For Datastore operators, you find the Helm install command, which references the corresponding .tgz file that is copied in Step 3. If any other image name is specified in the Helm install step, provide the appropriate path from your internal repository.

For the datastore deployment, in the offline installation steps, you must replace the fields in the relevant installation YAML (e.g., <internal-image-registry>) with the corresponding images that are copied to the internal repository in Step 3.
 
https://www.ibm.com/docs/en/instana-observability/current?topic=stores-installing-third-party-data-store-operators

Optional: For more information about the usage of Beeinstana, see Using the BeeInstana Kubernetes Operator.

Step 5: Deploying Instana

  1. Deploying Instana operator

a) Run the following command to create operator pull secrets:

kubectl create secret docker-registry instana-registry \
- namespace=instana-operator \
- docker-username=<your_internal_artifactory_username> \
- docker-password=<your_internal_artifactory_password> \
- docker-server=<your_internal_artifactory_endpoint>

b) Run the following command to create the operator values file, values.yaml:

image:
registry: <your_internal_artifactory_endpoint>
imagePullSecrets:
- name: instana-registry

c) Run the following command to deploy the operator:

kubectl instana operator apply — values values.yaml — namespace=instana-operator
  1. Deploying Instana core or units

To deploy Instana core and units, see Installing the Instana backend. When you create core.yaml, you can add the corresponding configuration in the core.spec to pull images from the internal repository.

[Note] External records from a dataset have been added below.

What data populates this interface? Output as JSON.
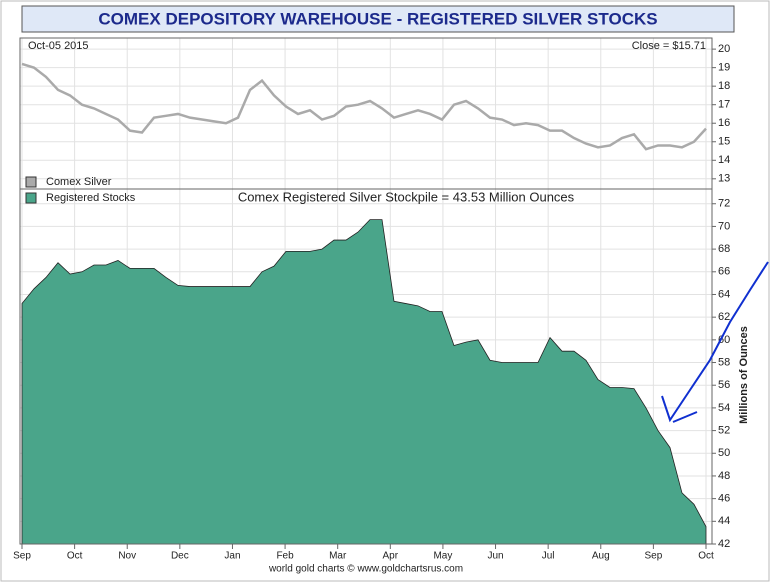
{
  "chart_data": [
    {
      "type": "line",
      "annotation_left": "Oct-05  2015",
      "annotation_right": "Close = $15.71",
      "series": [
        {
          "name": "Comex Silver",
          "color": "#aaaaaa",
          "values": [
            19.2,
            19.0,
            18.5,
            17.8,
            17.5,
            17.0,
            16.8,
            16.5,
            16.2,
            15.6,
            15.5,
            16.3,
            16.4,
            16.5,
            16.3,
            16.2,
            16.1,
            16.0,
            16.3,
            17.8,
            18.3,
            17.5,
            16.9,
            16.5,
            16.7,
            16.2,
            16.4,
            16.9,
            17.0,
            17.2,
            16.8,
            16.3,
            16.5,
            16.7,
            16.5,
            16.2,
            17.0,
            17.2,
            16.8,
            16.3,
            16.2,
            15.9,
            16.0,
            15.9,
            15.6,
            15.6,
            15.2,
            14.9,
            14.7,
            14.8,
            15.2,
            15.4,
            14.6,
            14.8,
            14.8,
            14.7,
            15.0,
            15.71
          ]
        }
      ],
      "ylim": [
        12.45,
        20.6
      ],
      "yticks": [
        13,
        14,
        15,
        16,
        17,
        18,
        19,
        20
      ],
      "grid": true
    },
    {
      "type": "area",
      "title": "COMEX DEPOSITORY WAREHOUSE - REGISTERED SILVER STOCKS",
      "subtitle": "Comex Registered Silver Stockpile = 43.53 Million Ounces",
      "y_label": "Millions of Ounces",
      "footer": "world gold charts © www.goldchartsrus.com",
      "x_labels": [
        "Sep",
        "Oct",
        "Nov",
        "Dec",
        "Jan",
        "Feb",
        "Mar",
        "Apr",
        "May",
        "Jun",
        "Jul",
        "Aug",
        "Sep",
        "Oct"
      ],
      "series": [
        {
          "name": "Registered Stocks",
          "color": "#4aa58a",
          "values": [
            63.2,
            64.5,
            65.5,
            66.8,
            65.8,
            66.0,
            66.6,
            66.6,
            67.0,
            66.3,
            66.3,
            66.3,
            65.5,
            64.8,
            64.7,
            64.7,
            64.7,
            64.7,
            64.7,
            64.7,
            66.0,
            66.5,
            67.8,
            67.8,
            67.8,
            68.0,
            68.8,
            68.8,
            69.5,
            70.6,
            70.6,
            63.4,
            63.2,
            63.0,
            62.5,
            62.5,
            59.5,
            59.8,
            60.0,
            58.2,
            58.0,
            58.0,
            58.0,
            58.0,
            60.2,
            59.0,
            59.0,
            58.2,
            56.5,
            55.8,
            55.8,
            55.7,
            54.0,
            52.0,
            50.5,
            46.5,
            45.5,
            43.53
          ]
        }
      ],
      "ylim": [
        42,
        73.3
      ],
      "yticks": [
        42,
        44,
        46,
        48,
        50,
        52,
        54,
        56,
        58,
        60,
        62,
        64,
        66,
        68,
        70,
        72
      ],
      "grid": true
    }
  ]
}
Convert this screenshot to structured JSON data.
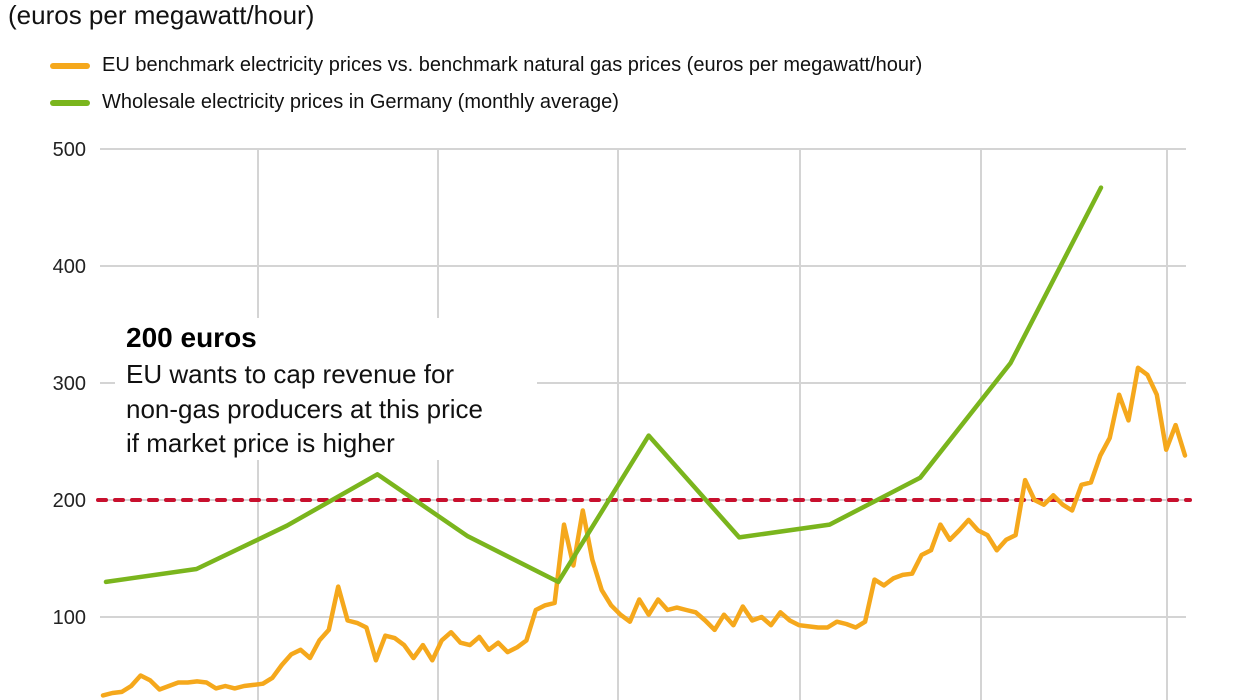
{
  "chart_data": {
    "type": "line",
    "subtitle": "(euros per megawatt/hour)",
    "ylim": [
      0,
      500
    ],
    "yticks": [
      "100",
      "200",
      "300",
      "400",
      "500"
    ],
    "grid": true,
    "legend_position": "top-left",
    "series": [
      {
        "name": "EU benchmark electricity prices vs. benchmark natural gas prices (euros per megawatt/hour)",
        "color": "#f5a81c",
        "values": [
          33,
          35,
          36,
          41,
          50,
          46,
          38,
          41,
          44,
          44,
          45,
          44,
          39,
          41,
          39,
          41,
          42,
          43,
          48,
          59,
          68,
          72,
          65,
          80,
          89,
          126,
          97,
          95,
          91,
          63,
          84,
          82,
          76,
          65,
          76,
          63,
          80,
          87,
          78,
          76,
          83,
          72,
          78,
          70,
          74,
          80,
          106,
          110,
          112,
          179,
          144,
          191,
          149,
          123,
          110,
          102,
          96,
          115,
          102,
          115,
          106,
          108,
          106,
          104,
          97,
          89,
          102,
          93,
          109,
          97,
          100,
          93,
          104,
          97,
          93,
          92,
          91,
          91,
          96,
          94,
          91,
          96,
          132,
          127,
          133,
          136,
          137,
          153,
          157,
          179,
          166,
          174,
          183,
          174,
          170,
          157,
          166,
          170,
          217,
          200,
          196,
          204,
          196,
          191,
          213,
          215,
          238,
          253,
          290,
          268,
          313,
          307,
          290,
          243,
          264,
          238
        ]
      },
      {
        "name": "Wholesale electricity prices in Germany (monthly average)",
        "color": "#7ab51d",
        "values": [
          130,
          141,
          178,
          222,
          169,
          130,
          255,
          168,
          179,
          219,
          317,
          467
        ]
      }
    ],
    "reference_line": {
      "value": 200,
      "color": "#c8102e",
      "style": "dashed"
    },
    "annotation": {
      "title": "200 euros",
      "lines": [
        "EU wants to cap revenue for",
        "non-gas producers at this price",
        "if market price is higher"
      ]
    }
  }
}
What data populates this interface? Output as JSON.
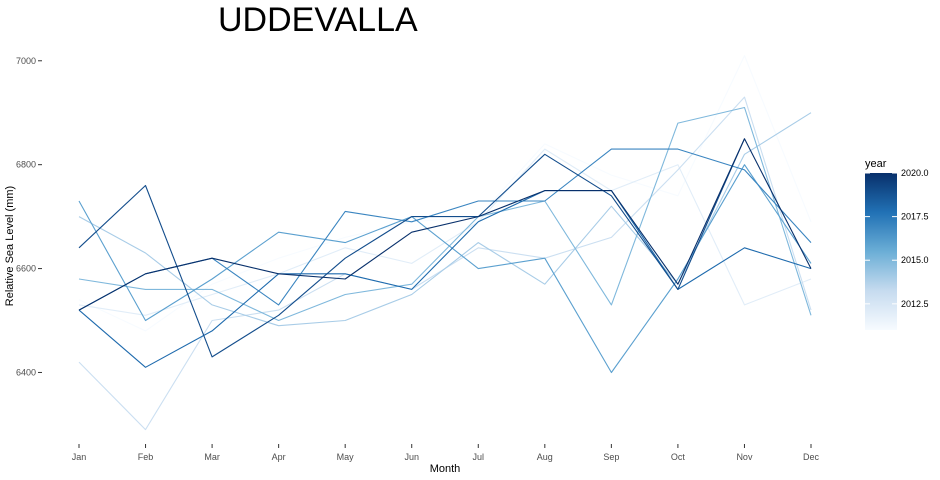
{
  "chart_data": {
    "type": "line",
    "title": "UDDEVALLA",
    "xlabel": "Month",
    "ylabel": "Relative Sea Level (mm)",
    "categories": [
      "Jan",
      "Feb",
      "Mar",
      "Apr",
      "May",
      "Jun",
      "Jul",
      "Aug",
      "Sep",
      "Oct",
      "Nov",
      "Dec"
    ],
    "ylim": [
      6270,
      7040
    ],
    "yticks": [
      6400,
      6600,
      6800,
      7000
    ],
    "grid": false,
    "legend": {
      "title": "year",
      "position": "right",
      "type": "colorbar",
      "range": [
        2011,
        2020
      ],
      "ticks": [
        "2012.5",
        "2015.0",
        "2017.5",
        "2020.0"
      ],
      "colors": [
        "#f7fbff",
        "#c6dbef",
        "#6baed6",
        "#2171b5",
        "#08306b"
      ]
    },
    "series": [
      {
        "year": 2011,
        "values": [
          6540,
          6480,
          6570,
          6620,
          6660,
          6690,
          6700,
          6840,
          6780,
          6740,
          7010,
          6690
        ]
      },
      {
        "year": 2012,
        "values": [
          6530,
          6510,
          6550,
          6590,
          6640,
          6610,
          6690,
          6830,
          6750,
          6800,
          6530,
          6580
        ]
      },
      {
        "year": 2013,
        "values": [
          6420,
          6290,
          6500,
          6520,
          6590,
          6560,
          6640,
          6620,
          6660,
          6790,
          6930,
          6520
        ]
      },
      {
        "year": 2014,
        "values": [
          6700,
          6630,
          6530,
          6490,
          6500,
          6550,
          6650,
          6570,
          6720,
          6570,
          6820,
          6900
        ]
      },
      {
        "year": 2015,
        "values": [
          6580,
          6560,
          6560,
          6500,
          6550,
          6570,
          6700,
          6730,
          6530,
          6880,
          6910,
          6510
        ]
      },
      {
        "year": 2016,
        "values": [
          6730,
          6500,
          6580,
          6670,
          6650,
          6700,
          6600,
          6620,
          6400,
          6580,
          6800,
          6610
        ]
      },
      {
        "year": 2017,
        "values": [
          6520,
          6590,
          6620,
          6530,
          6710,
          6690,
          6730,
          6730,
          6830,
          6830,
          6790,
          6650
        ]
      },
      {
        "year": 2018,
        "values": [
          6520,
          6410,
          6480,
          6590,
          6590,
          6560,
          6690,
          6750,
          6750,
          6560,
          6640,
          6600
        ]
      },
      {
        "year": 2019,
        "values": [
          6640,
          6760,
          6430,
          6510,
          6620,
          6700,
          6700,
          6820,
          6740,
          6560,
          6850,
          null
        ]
      },
      {
        "year": 2020,
        "values": [
          6520,
          6590,
          6620,
          6590,
          6580,
          6670,
          6700,
          6750,
          6750,
          6570,
          6850,
          6600
        ]
      }
    ]
  }
}
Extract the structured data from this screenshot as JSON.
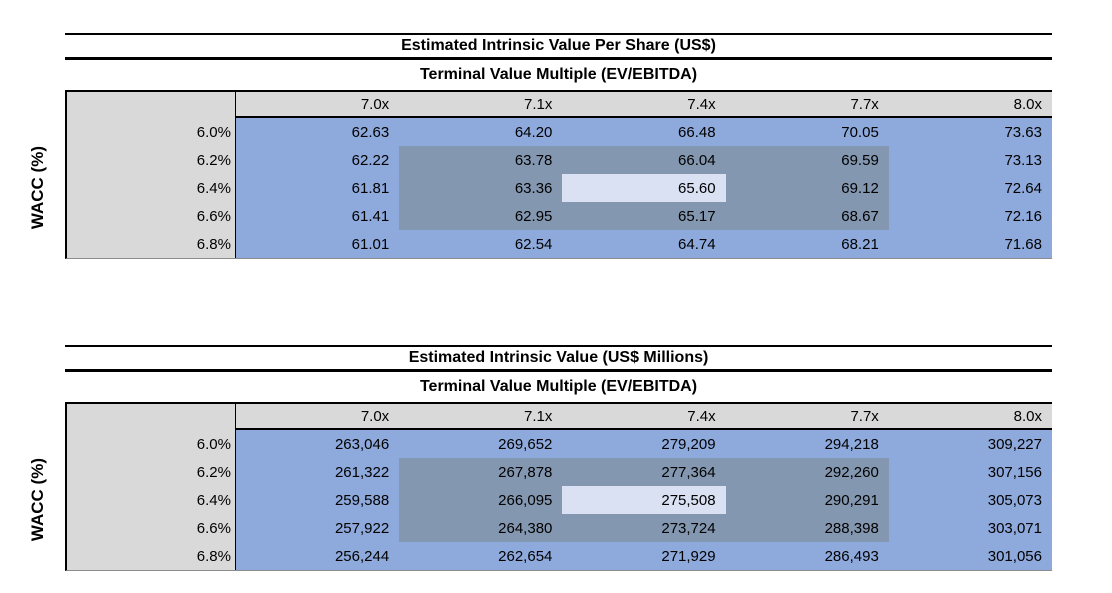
{
  "colors": {
    "matrix_fill": "#8ea9db",
    "inner_band_fill": "#8497b0",
    "base_case_fill": "#d9e1f2",
    "header_fill": "#d9d9d9"
  },
  "tables": [
    {
      "title": "Estimated Intrinsic Value Per Share (US$)",
      "subtitle": "Terminal Value Multiple (EV/EBITDA)",
      "y_axis_label": "WACC (%)",
      "col_headers": [
        "7.0x",
        "7.1x",
        "7.4x",
        "7.7x",
        "8.0x"
      ],
      "row_headers": [
        "6.0%",
        "6.2%",
        "6.4%",
        "6.6%",
        "6.8%"
      ],
      "rows": [
        [
          "62.63",
          "64.20",
          "66.48",
          "70.05",
          "73.63"
        ],
        [
          "62.22",
          "63.78",
          "66.04",
          "69.59",
          "73.13"
        ],
        [
          "61.81",
          "63.36",
          "65.60",
          "69.12",
          "72.64"
        ],
        [
          "61.41",
          "62.95",
          "65.17",
          "68.67",
          "72.16"
        ],
        [
          "61.01",
          "62.54",
          "64.74",
          "68.21",
          "71.68"
        ]
      ],
      "base_case": {
        "row": 2,
        "col": 2,
        "value": "65.60"
      },
      "inner_band": {
        "rows": [
          1,
          3
        ],
        "cols": [
          1,
          3
        ]
      }
    },
    {
      "title": "Estimated Intrinsic Value (US$ Millions)",
      "subtitle": "Terminal Value Multiple (EV/EBITDA)",
      "y_axis_label": "WACC (%)",
      "col_headers": [
        "7.0x",
        "7.1x",
        "7.4x",
        "7.7x",
        "8.0x"
      ],
      "row_headers": [
        "6.0%",
        "6.2%",
        "6.4%",
        "6.6%",
        "6.8%"
      ],
      "rows": [
        [
          "263,046",
          "269,652",
          "279,209",
          "294,218",
          "309,227"
        ],
        [
          "261,322",
          "267,878",
          "277,364",
          "292,260",
          "307,156"
        ],
        [
          "259,588",
          "266,095",
          "275,508",
          "290,291",
          "305,073"
        ],
        [
          "257,922",
          "264,380",
          "273,724",
          "288,398",
          "303,071"
        ],
        [
          "256,244",
          "262,654",
          "271,929",
          "286,493",
          "301,056"
        ]
      ],
      "base_case": {
        "row": 2,
        "col": 2,
        "value": "275,508"
      },
      "inner_band": {
        "rows": [
          1,
          3
        ],
        "cols": [
          1,
          3
        ]
      }
    }
  ]
}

For example, if you run kubectl-instana versions list-images and the image name returned is artifact-public.instana.io/backend/acceptor:3.273.312–0, and you pushed it to your internal artifactory with the format <your_internal_artifactory_endpoint>/<subpath>/acceptor:<tag_of_image>, then proceed as follows:

spec:
imageConfig:
registry: <your_internal_artifactory_endpoint>
repository: <subpath>
tag: <tag_of_image>

NOTE: you don’t need to add the image name for each image because all the core or units images follow the same format as specified above. The operator automatically picks it from the local repository by replacing the image name. Therefore, you only need to specify the image path and tag without name.

Proceed with the remaining steps available in the backend deployment documentation after this. Follow the instructions outlined in the documentation to complete the deployment process. Make sure to apply any additional configurations or commands as specified.

Conclusion

When you deploy Instana Custom Edition in an airgapped environment, you might face some significant challenges that need a structured approach to simplify the process. By meticulously gathering and transferring all necessary artifacts, setting up the environment correctly, and carefully following the installation steps, you can achieve a successful deployment.